# Main Program

This notebook orchestrates a data pipeline to load datasets, engineer features, train a model to predict tips, and merge predictions with a template. The pipeline is managed using Prefect for workflow orchestration.

In [None]:
import numpy as np
import pandas as pd
import features
from prefect import task, flow
from sklearn.ensemble import RandomForestClassifier
from sklearn.model_selection import train_test_split
from sklearn.metrics import accuracy_score, classification_report
import logging


  merged['order_count'] = merged.groupby('department').cumcount().astype('int32')
  merged['tip_cumsum_before'] = merged.groupby('department')['tip'].cumsum() - merged['tip']
  merged['order_count'] = merged.groupby('aisle').cumcount().astype('int32')
  merged['tip_cumsum_before'] = merged.groupby('aisle')['tip'].cumsum() - merged['tip']


In [None]:
# Configure logging
logging.basicConfig(level=logging.INFO, format='%(asctime)s - %(levelname)s - %(message)s')
logger = logging.getLogger(__name__)

@task
def load_data(orders_path: str, products_path: str, tips_path: str) -> tuple[pd.DataFrame, pd.DataFrame, pd.DataFrame]:
    """Load and preprocess the datasets.

    Args:
        orders_path (str): Path to orders dataset.
        products_path (str): Path to order products dataset.
        tips_path (str): Path to tips dataset.

    Returns:
        tuple: (orders, order_products_denormalized, tips_public) DataFrames.

    Raises:
        FileNotFoundError: If any file path is invalid.
    """
    logger.info("Loading datasets...")
    try:
        orders = pd.read_parquet(orders_path)
        order_products_denormalized = pd.read_csv(products_path, dtype={'order_id': 'int64'})
        tips_public = pd.read_csv(tips_path, dtype={'order_id': 'int64'}).drop(columns=["Unnamed: 0"], errors='ignore')

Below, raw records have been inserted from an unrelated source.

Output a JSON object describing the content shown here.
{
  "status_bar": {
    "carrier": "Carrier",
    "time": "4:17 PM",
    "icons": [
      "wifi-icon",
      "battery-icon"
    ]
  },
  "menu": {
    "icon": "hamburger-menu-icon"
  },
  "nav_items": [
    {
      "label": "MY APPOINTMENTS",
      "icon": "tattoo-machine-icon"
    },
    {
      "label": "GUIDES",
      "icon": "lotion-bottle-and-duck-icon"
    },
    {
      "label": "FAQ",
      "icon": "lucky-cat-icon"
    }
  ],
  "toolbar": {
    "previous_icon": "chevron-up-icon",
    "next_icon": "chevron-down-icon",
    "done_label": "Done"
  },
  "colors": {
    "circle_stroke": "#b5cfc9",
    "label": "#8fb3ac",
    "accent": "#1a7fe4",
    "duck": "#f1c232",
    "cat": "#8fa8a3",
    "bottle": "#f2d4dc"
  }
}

        # Optimize memory usage
        order_products_denormalized['department'] = order_products_denormalized['department'].astype('category')
        order_products_denormalized['aisle'] = order_products_denormalized['aisle'].astype('category')

        # Ensure consistent data types
        orders['order_id'] = orders['order_id'].astype('int64')
        orders['user_id'] = orders['user_id'].astype('int64')
        order_products_denormalized['product_id'] = order_products_denormalized['product_id'].astype('int64')
        tips_public['order_id'] = tips_public['order_id'].astype('int64')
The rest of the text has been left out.